CORDOC: A hybrid AI approach to ECG interpretation
The hypothesis of this dissertation is the addition of the qualitative information about the subject would improve the overall recognition efficiency of a NN ECG classification system as compared to the NN system without utilizing this additional information. This philosophy was implemented in the design and development of CORDOC, an ECG arrhythmia classification system for classifying 15 types of ECG rhythms, including normal sinus rhythm. CORDOC utilized both the non-symbolic ECG time domain data, as well as available symbolic, qualitative information about the subject. CORDOC essentially consists of a neural network module to process the ECG data and a rule-based module to process the qualitative information. The overall recognition efficiency was 70.33 percent and 75 percent for the neural network module alone and the complete of CORDOC respectively. The average Specificity was 97.88 percent and 98.17 percent for the NN module alone and for the complete of CORDOC respectively. The average Positive Predictivity was 72.18 percent and 76.67 percent for the neural network module alone and CORDOC respectively.
The rule-based module overruled the NN module's classification for 18 of the test cases. This means, for 282 of the 300 cases, the rule-based module either agreed with the NN classification or did not have sufficient information to overrule the NN classification. Fourteen of these overrules resulted in a correct classification of the case, while the remaining four overrules still resulted in incorrect classifications. The overall sensitivity improved by 6.64 percent, and the Positive Predictivity improved by 6.22 percent over the NN module's classification. The number of errors were reduced by 15.9 percent for the complete CORDOC over the NN module alone.
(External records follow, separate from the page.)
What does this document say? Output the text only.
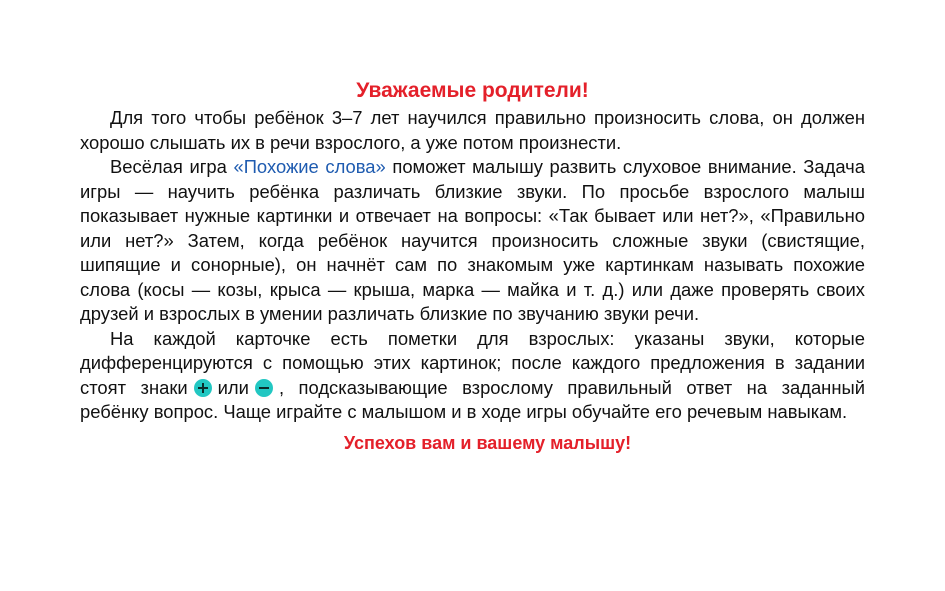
Уважаемые родители!

Для того чтобы ребёнок 3–7 лет научился правильно произносить слова, он должен хорошо слышать их в речи взрослого, а уже потом произнести.

Весёлая игра «Похожие слова» поможет малышу развить слуховое внимание. Задача игры — научить ребёнка различать близкие звуки. По просьбе взрослого малыш показывает нужные картинки и отвечает на вопросы: «Так бывает или нет?», «Правильно или нет?» Затем, когда ребёнок научится произносить сложные звуки (свистящие, шипящие и сонорные), он начнёт сам по знакомым уже картинкам называть похожие слова (косы — козы, крыса — крыша, марка — майка и т. д.) или даже проверять своих друзей и взрослых в умении различать близкие по звучанию звуки речи.

На каждой карточке есть пометки для взрослых: указаны звуки, которые дифференцируются с помощью этих картинок; после каждого предложения в задании стоят знаки или , подсказывающие взрослому правильный ответ на заданный ребёнку вопрос. Чаще играйте с малышом и в ходе игры обучайте его речевым навыкам.

Успехов вам и вашему малышу!
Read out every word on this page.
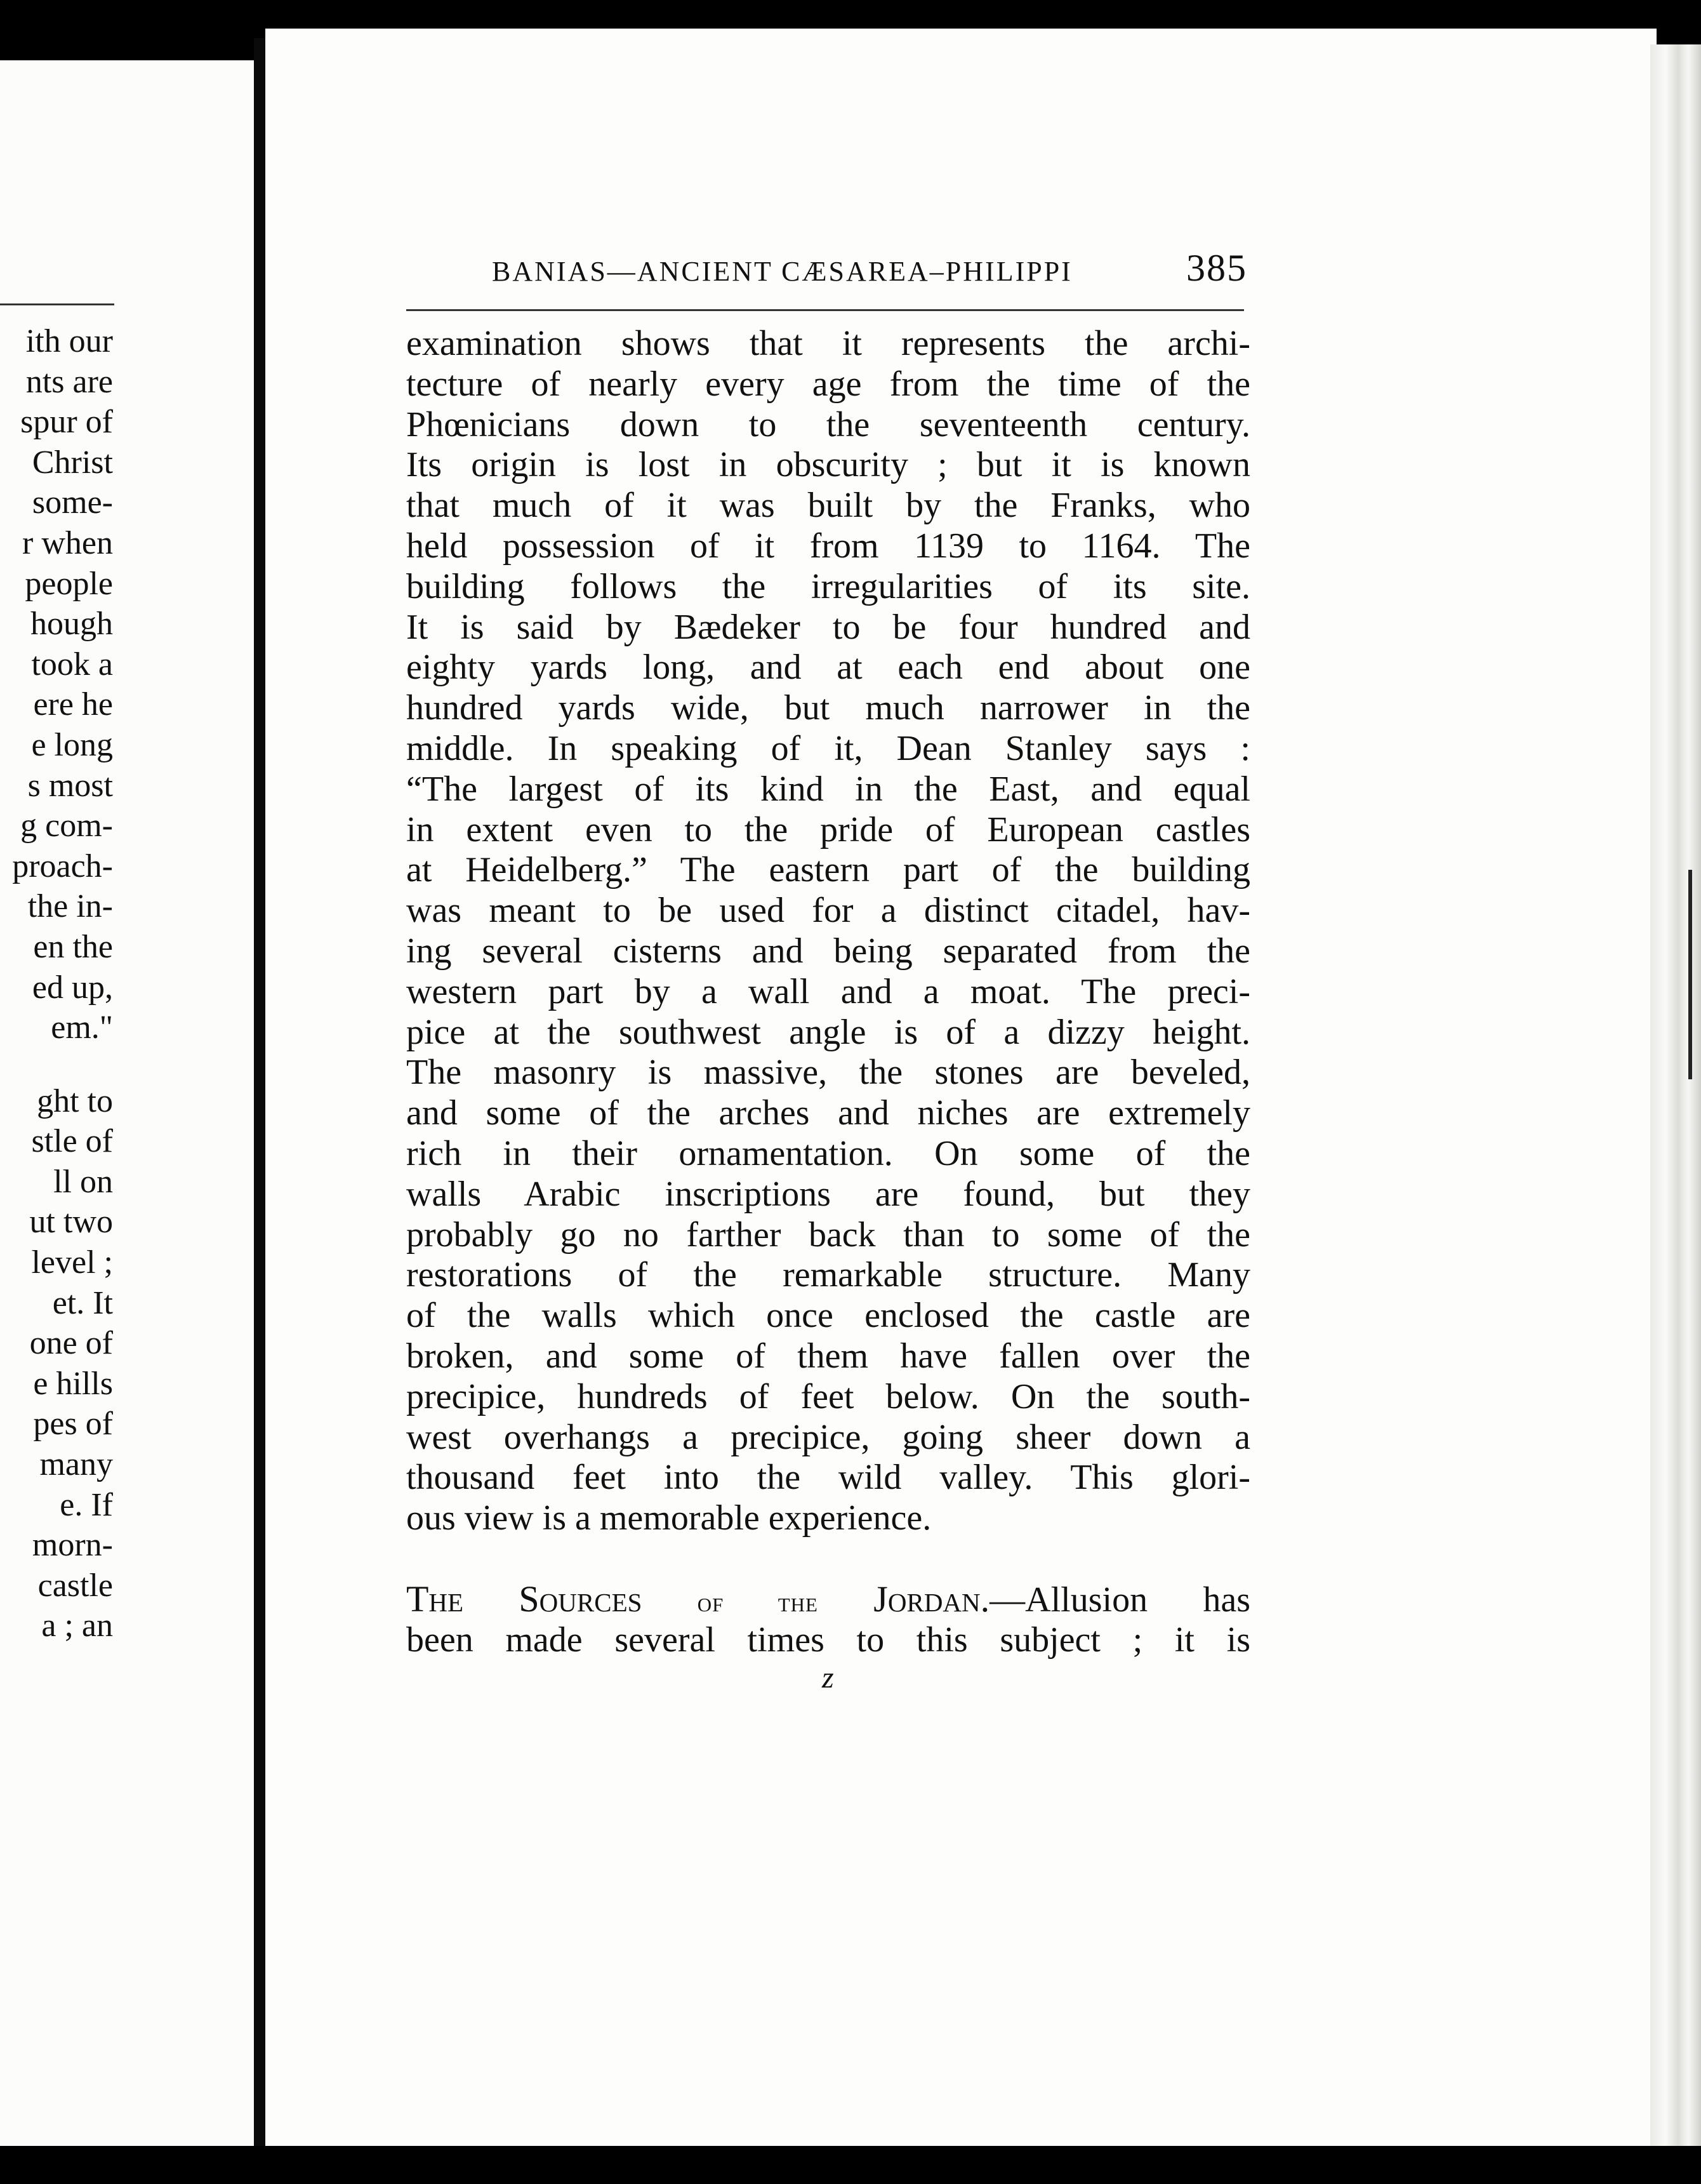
ith our
nts are
spur of
Christ
some-
r when
people
hough
took a
ere he
e long
s most
g com-
proach-
the in-
en the
ed up,
em."
ght to
stle of
ll on
ut two
level ;
et. It
one of
e hills
pes of
many
e. If
morn-
castle
a ; an
BANIAS—ANCIENT CÆSAREA–PHILIPPI	385
examination shows that it represents the archi-
tecture of nearly every age from the time of the
Phœnicians down to the seventeenth century.
Its origin is lost in obscurity ; but it is known
that much of it was built by the Franks, who
held possession of it from 1139 to 1164. The
building follows the irregularities of its site.
It is said by Bædeker to be four hundred and
eighty yards long, and at each end about one
hundred yards wide, but much narrower in the
middle. In speaking of it, Dean Stanley says :
“The largest of its kind in the East, and equal
in extent even to the pride of European castles
at Heidelberg.” The eastern part of the building
was meant to be used for a distinct citadel, hav-
ing several cisterns and being separated from the
western part by a wall and a moat. The preci-
pice at the southwest angle is of a dizzy height.
The masonry is massive, the stones are beveled,
and some of the arches and niches are extremely
rich in their ornamentation. On some of the
walls Arabic inscriptions are found, but they
probably go no farther back than to some of the
restorations of the remarkable structure. Many
of the walls which once enclosed the castle are
broken, and some of them have fallen over the
precipice, hundreds of feet below. On the south-
west overhangs a precipice, going sheer down a
thousand feet into the wild valley. This glori-
ous view is a memorable experience.
The Sources of the Jordan.—Allusion has
been made several times to this subject ; it is
z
When the number of classes were abstracted to 10 categories by grouping together the PVC related rhythms and the tachy-rhythms, the overall recognition efficiency of CORDOC was 82.2 percent. On further abstraction by grouping premature atrial contractions with atrial fibrillation cases, a recognition efficiency of 84.2 percent was seen for nine rhythm categories.
Thus the addition of rule-based system resulted in improved overall efficiency and the average Specificity over the NN module for classifying the 15 rhythms. The approach of integrating neural networks and rule-based system provides a very viable solution for ECG diagnosis in particular and medical diagnostic systems in general.